Niacinamide improves skin barrier function[7][8][9] and increases the biosynthesis of ceramides, which is associated with the induction of keratinocyte apoptosis.[62] In addition, niacinamide also has myriad anti-inflammatory effects including inhibition of poly (ADP-ribose) polymerase-1 (PARP-1), which plays a central role in the expression of inflammatory cytokines, chemokines, adhesion molecules, and inflammatory mediators,[63] suppression of neutrophil chemotaxis[64] and inhibition of nitric oxide synthase mRNA induction in activated macrophages.[65] Hence, niacinamide may be useful in the treatment of psoriasis.[62]

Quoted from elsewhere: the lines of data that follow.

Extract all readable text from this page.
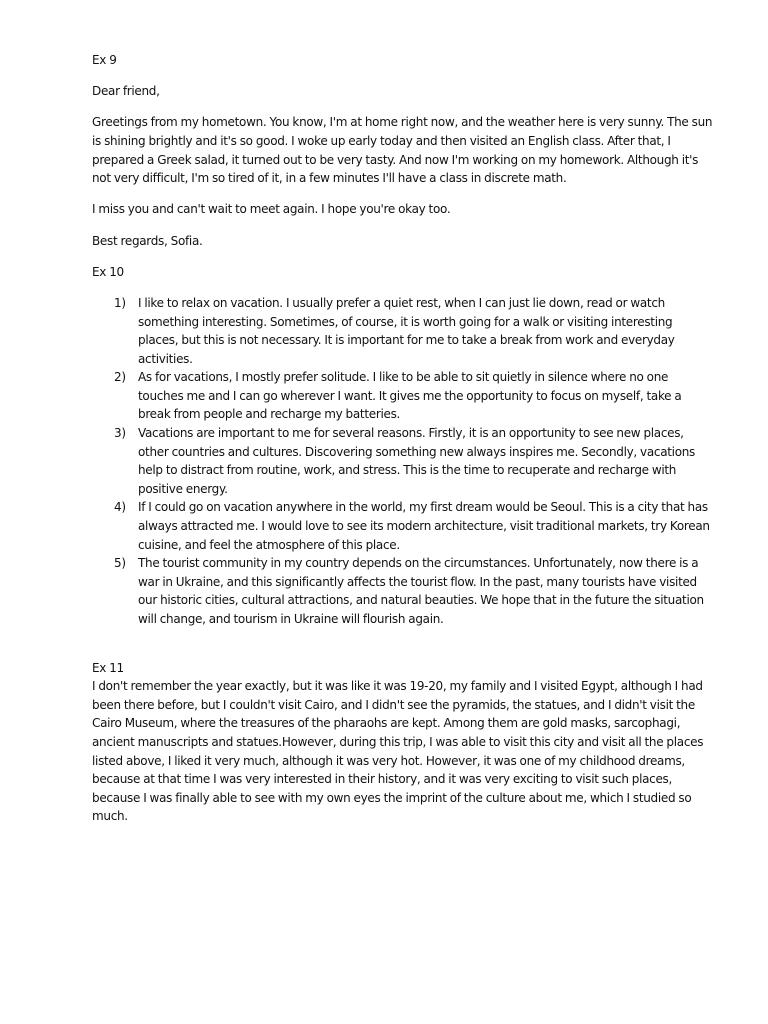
Ex 9

Dear friend,

Greetings from my hometown. You know, I'm at home right now, and the weather here is very sunny. The sun is shining brightly and it's so good. I woke up early today and then visited an English class. After that, I prepared a Greek salad, it turned out to be very tasty. And now I'm working on my homework. Although it's not very difficult, I'm so tired of it, in a few minutes I'll have a class in discrete math.

I miss you and can't wait to meet again. I hope you're okay too.

Best regards, Sofia.

Ex 10

1) I like to relax on vacation. I usually prefer a quiet rest, when I can just lie down, read or watch something interesting. Sometimes, of course, it is worth going for a walk or visiting interesting places, but this is not necessary. It is important for me to take a break from work and everyday activities.
2) As for vacations, I mostly prefer solitude. I like to be able to sit quietly in silence where no one touches me and I can go wherever I want. It gives me the opportunity to focus on myself, take a break from people and recharge my batteries.
3) Vacations are important to me for several reasons. Firstly, it is an opportunity to see new places, other countries and cultures. Discovering something new always inspires me. Secondly, vacations help to distract from routine, work, and stress. This is the time to recuperate and recharge with positive energy.
4) If I could go on vacation anywhere in the world, my first dream would be Seoul. This is a city that has always attracted me. I would love to see its modern architecture, visit traditional markets, try Korean cuisine, and feel the atmosphere of this place.
5) The tourist community in my country depends on the circumstances. Unfortunately, now there is a war in Ukraine, and this significantly affects the tourist flow. In the past, many tourists have visited our historic cities, cultural attractions, and natural beauties. We hope that in the future the situation will change, and tourism in Ukraine will flourish again.

Ex 11

I don't remember the year exactly, but it was like it was 19-20, my family and I visited Egypt, although I had been there before, but I couldn't visit Cairo, and I didn't see the pyramids, the statues, and I didn't visit the Cairo Museum, where the treasures of the pharaohs are kept. Among them are gold masks, sarcophagi, ancient manuscripts and statues.However, during this trip, I was able to visit this city and visit all the places listed above, I liked it very much, although it was very hot. However, it was one of my childhood dreams, because at that time I was very interested in their history, and it was very exciting to visit such places, because I was finally able to see with my own eyes the imprint of the culture about me, which I studied so much.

An early clinical trial concluded that the combination of topical 6-aminonicotinamide, a nicotinamide analog, with oral niacinamide therapy was a promising treatment for psoriasis.[66] In another pilot study, patients with psoriasis were randomized to two of 7 treatments -- placebo, calcipotriene 0.005% alone, nicotinamide 1.4% alone, calcipotriene plus nicotinamide 0.05%, calcipotriene plus nicotinamide 0.1%, calcipotriene plus nicotinamide 0.7%, or calcipotriene plus nicotinamide 1.4% -- each administered to lesions on one side of the body or to one of two lesions at least 5 cm apart, for 12 weeks. 50% of patients in the calcipotriene and nicotinamide 1.4% combination group achieved a clear to almost clear outcome, compared with only 18.8% of patients treated with placebo, 25% of patients treated with nicotinamide 1.4% alone and 31.5% of patients treated with calcipotriene alone, suggesting that 0.005% calcipotriene+1.4% nicotinamide was the best concentration of this combination.[67] A third clinical trial also found that the combination of 0.05% calcipotriol and 4% nicotinamide is more effective than calcipotriol alone in treatment of psoriasis. It appears, therefore, that niacinamide can enhance the efficacy of this vitamin D derivative when used in together for topical psoriasis treatment, and may be a good adjuvant to current treatment regimens.[57]

3.8 Melasma treatment

Niacinamide has been proposed as a therapeutic alternative for melasma treatment, since it reduces pigmentation and inflammation with minimal adverse events. One double-blind, left-right randomized clinical trial on 27 patients suffering from melasma found that 4% niacinamide led to good to excellent improvements in 44% of patients, based on skin pigment evaluation by a chromameter, melasma area and severity index (MASI), physician global assessment (PGA) by an independent observer, conventional photography, and infrared thermography. Digital analysis of post-treatment biopsies found that the amount of epidermal stained melanin had diminished significantly, and that the average inflammatory filtrate of mast cells was also reduced.[23]

4. Side Effects

Niacinamide is relatively non-toxic. In a report on the safety assessment of niacinamide and niacin by the Cosmetic Ingredient Review Expert Panel, clinical testing of niacinamide produced no stinging sensations at concentrations up to 10%, use tests produced no irritation at concentrations up to 5%, and a 21-day cumulative irritation test at concentrations up to 5% resulted in no irritancy. Niacinamide was also neither a sensitizer nor a photosensitizer. Overall, niacinamide was considered non-toxic at levels considerably higher than would be experienced in cosmetic products, and was hence considered safe as used in cosmetic formulations.[5]